As long as cities and towns trip over each other to offer ludicrous incentives, Amazon will get exactly what it wants.

Meanwhile, Amazon may find a way to effectively pay a negative corporate tax rate. In 18 states, according to Good Jobs First, the company could legally keep some or all of its employees’ state personal income tax payments. Amazon could also insist a state allow it to sell unused credits to other companies that actually have income tax bills, paying no income tax while getting cash for building headquarters and hiring employees.

This means that while Amazon’s tens of thousands of new employees will presumably be using public services and infrastructure, the company may not have to pay commensurate income or property tax to offset any increased strain.

In a worst-case scenario, this phenomenon could have severe ripple effects. Depending on the winning city’s socioeconomics, a new, higher-paid workforce could, for example, potentially fuel a surge in home prices, driving out working class residents who would likely not be in contention for Amazon HQ jobs in the first place.

A few executives are thankfully are already calling Amazon’s bluff. The mayor of San Antonio, Ron Nirenberg, said that “blindly giving away the farm isn’t our style.” San Jose Mayor Sam Liccardo said no subsidies would be on the table.

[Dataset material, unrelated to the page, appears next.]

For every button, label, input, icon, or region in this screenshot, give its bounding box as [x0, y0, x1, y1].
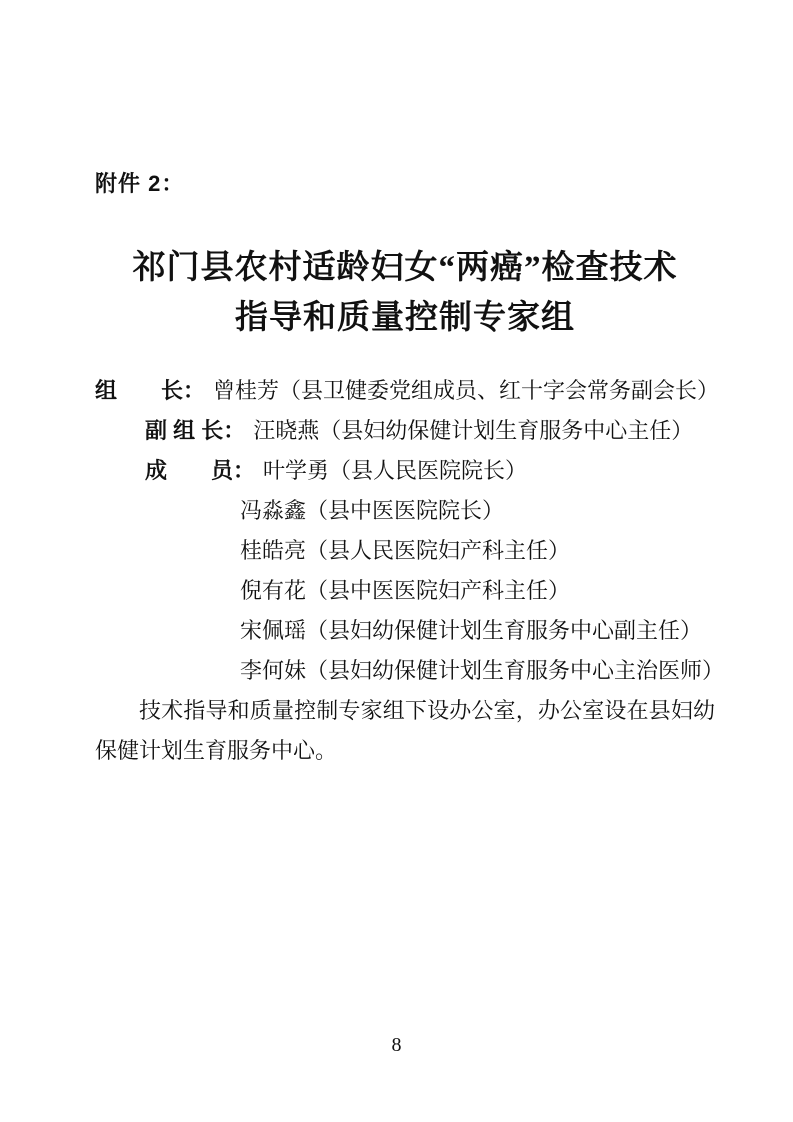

If more political leaders banded together and stood up to Amazon collectively — instead of trying to cash in on a quick and illusory payday — perhaps the tech giant would be approaching this city selection in a more even-handed way. Unfortunately, this would require the type of foresight and patience many elected officials lack. Ultimately, the promise of immediate jobs is too tempting, especially since lost tax revenue is a longer-term problem likely to plague successors.

So as long as cities and towns trip over each other to offer ludicrous incentives, Amazon will get exactly what it wants. The taxpayers, eventually, will probably pay the price.

Ross Barkan is a writer and journalist from New York City. He writes a column for the Village Voice and the Guardian.